In case the point-of-sale card reader stops working, a backup card entry method is required by the card-processing vendor. The processor's suggested method is that the application hosts a WebBrowser control to the vendor's own site in which the credit card info is entered at checkout, and to watch for the URL to change to know when the transaction is complete and receive the verification token.
This struck me as a potential PCI minefield:
To be sure, a standalone web browser could have some of these same issues but at least it wouldn't be the responsibility of the application codebase. I wouldn't want a PCI audit to have problems with something unrelated in the codebase just because it shares a codebase with payment entry.
Am I overthinking this since it's only a backup method to be used if the card reader is down? What is the standard way of handling this?
If you were being audited, an auditor would look for the following basic things:
How frequently is the embedded browser updated by the manufacturer? How does it receive updates? Will it receive/deploy automatic updates? Or, will you have to redeploy the application whenever a critical security flaw is discovered/patched? How do you manage these updates? If the updates are automatic, how do you QA them after they're in prod?
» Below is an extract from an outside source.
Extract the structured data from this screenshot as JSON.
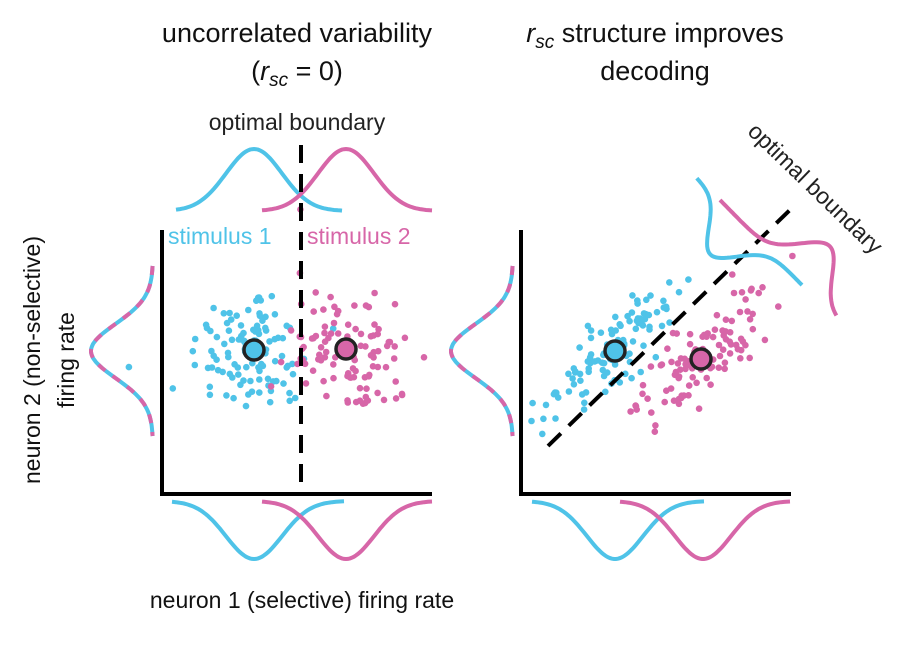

If you have to redeploy the application, how will you roll it out to users? How will you be certain that all users update from insecure versions to secure versions? How frequently are they pushed? Do you have a good set of processes to manage between updating so frequently that your users never have a clue what they're going to open up and updating so rarely that you are running extremely vulnerable software?
In practice (particularly if you're subject to a post-breach audit), is the embedded browser fully updated to protect against patched security threats?
Does the embedded browser protect against browser based threats like drive by downloads? Will your anti-virus solution still work with an embedded browser? Are you sure? How have you tested that?
If you were, say, running a virtual terminal inside of a browser, you'd want to be able to answer those same questions, only about the regular browser. So, using an embedded browser doesn't change the letter of PCI-DSS. However, the security processes around the embedded browser will be different.
For things like MITM attacks, I'm not entirely sure that I understand your question. An embedded browser would be as vulnerable as a regular browser to MITM, though some regular browsers have more enhanced protection against man in the middle attacks. For example, if your embedded browser was an updated version of Google Chrome, I'd feel a heck of a lot more secure than if your embedded browser was a version of IE 6 that hasn't seen an update this decade.
The important thing to remember is that if your cardholder data environment (CDE) is within a secure network that receives regular vulnerability scans (and if you have a good, written process governing how you perform vulnerability scans), you should be fine in the event of a breach. The kicker though is that you need to document both the process and how you follow the process.
Say, for example, that your process is to:
a.) Have an expert on your team do vulnerability scan every second Friday. b.) Hire an outside firm to do a full vulnerability scan once per quarter.
You'd need to have records of:
a.) Who is your expert? How was she trained? Is she qualified to do vulnerability scans? If she finds a vulnerability how is it escalated? What dates did she perform the scans? Does she have any print-outs of the results? Does she fill out a form with her findings? Do you have all of the forms? Can I see the results of the vulnerability scan she performed on December 18, 2015?
b.) When you have professional scans done, who performs them? How do you vet that the firm is qualified? How do you vet that the person who did them is qualified? What happens if they find vulnerabilities? What happens if they find vulnerabilities that your in-house expert doesn't find? Can I see their last report? Can I see the report from three quarters ago?